Nigeria’s External reserves now $36.57 billion
Nigeria’s external reserves now stand at $36.57 billion, having increased sharply from $33.42 billion as of April 29, 2020.
This development has given the Central Bank of Nigeria the fire power to defend the Naira exchange rate as promised by Central Bank Governor Mr. Godwin Emefiele.
The rise in the nation’s reserve can be attributed to rising oil prices and facility granted to the country by International Monetary Fund to fight COVID-19.
The reserve position will further improve when other expected facilities comes in. The recent jump in crude oil prices to about $40 have helped Nigeria’s foreign reserve to rise at a steady pace.
According to the latest data obtained from the Central Bank of Nigeria (CBN) website, Nigeria’s foreign exchange reserves now stand at $36.57 billion, having increased from $33.42 billion as of April 29, 2020.
This shows a gain of $3.15 billion dollars. This feat recorded above (rising FX reserves) has given the CBN Governor, Godwin Emefiele, more ammunition to defend the naira.
Weeks ago, the Naira had traded as high as N475 to $1. But, it sold at N446 to $ during the week. It will be recalled that the CBN Governor had warned currency speculators and hoarders to stop manipulating Nigeria’s exchange rates.
He also said that Nigerians should stop patronising?parallel market operators.

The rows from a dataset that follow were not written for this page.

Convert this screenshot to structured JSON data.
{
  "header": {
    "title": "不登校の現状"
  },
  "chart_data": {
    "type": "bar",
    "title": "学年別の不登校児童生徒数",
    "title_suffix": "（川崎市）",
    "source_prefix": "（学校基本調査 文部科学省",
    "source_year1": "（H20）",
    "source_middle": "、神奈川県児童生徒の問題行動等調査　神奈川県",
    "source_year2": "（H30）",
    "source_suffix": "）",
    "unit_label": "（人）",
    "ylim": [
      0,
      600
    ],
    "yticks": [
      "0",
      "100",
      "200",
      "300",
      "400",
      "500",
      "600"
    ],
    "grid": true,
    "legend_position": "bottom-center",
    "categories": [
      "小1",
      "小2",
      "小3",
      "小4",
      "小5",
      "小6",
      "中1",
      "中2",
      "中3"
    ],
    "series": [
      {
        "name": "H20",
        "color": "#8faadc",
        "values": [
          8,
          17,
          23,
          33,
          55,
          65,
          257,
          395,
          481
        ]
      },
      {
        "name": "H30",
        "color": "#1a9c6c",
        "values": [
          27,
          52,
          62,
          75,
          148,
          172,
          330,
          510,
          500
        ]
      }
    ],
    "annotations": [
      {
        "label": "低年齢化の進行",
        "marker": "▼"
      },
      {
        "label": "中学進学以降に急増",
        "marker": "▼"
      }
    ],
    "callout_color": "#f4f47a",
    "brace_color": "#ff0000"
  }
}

According to him, the rates they are buying the dollar from that segment of the market are unrealistic.
The CBN recently re-started the weekly dollar sales of $100 million for small businesses and individuals who are in genuine need of foreign exchange.
The forward market 12-month naira forwards improved to N454.50 per dollar on Wednesday, from a high of N522.56 on April 20.
Also, the currency traded at N388 to the dollar in the spot market. The local currency has also appreciated from N460 to a dollar to N445 to a dollar in the parallel market in less than 2 weeks, not long after the Central Bank of Nigeria started selling dollars to small and medium enterprises and foreign students.
The planned resumption of dollar sales to Bureau De Change (BDCs) is expected to further help ease the pressure in the market.
Meanwhile, the Brent traded over $40 per barrel, and the Nigerian Bonny light crude also traded almost $38 per barrel, both selling at the highest price in almost 3 months.
The oil prices are very important for Nigeria, as about 90% of its foreign exchange earnings is from crude oil sales. The foreign exchange market had been under intense pressure due to the low oil prices and the economic crisis caused by the coronavirus outbreak globally.
Nigeria’s external reserve had been badly hit, as it lost over $11 billion within a space of 10 months, crashing from its peak of $45.17 in June 11, 2019 to $33.42 in April 29, 2020.
The oil price increase has caused a rebound in the external reserve to over $36 billion as of June 1, and reduced the pressure on the Naira with improved liquidity of the foreign exchange market.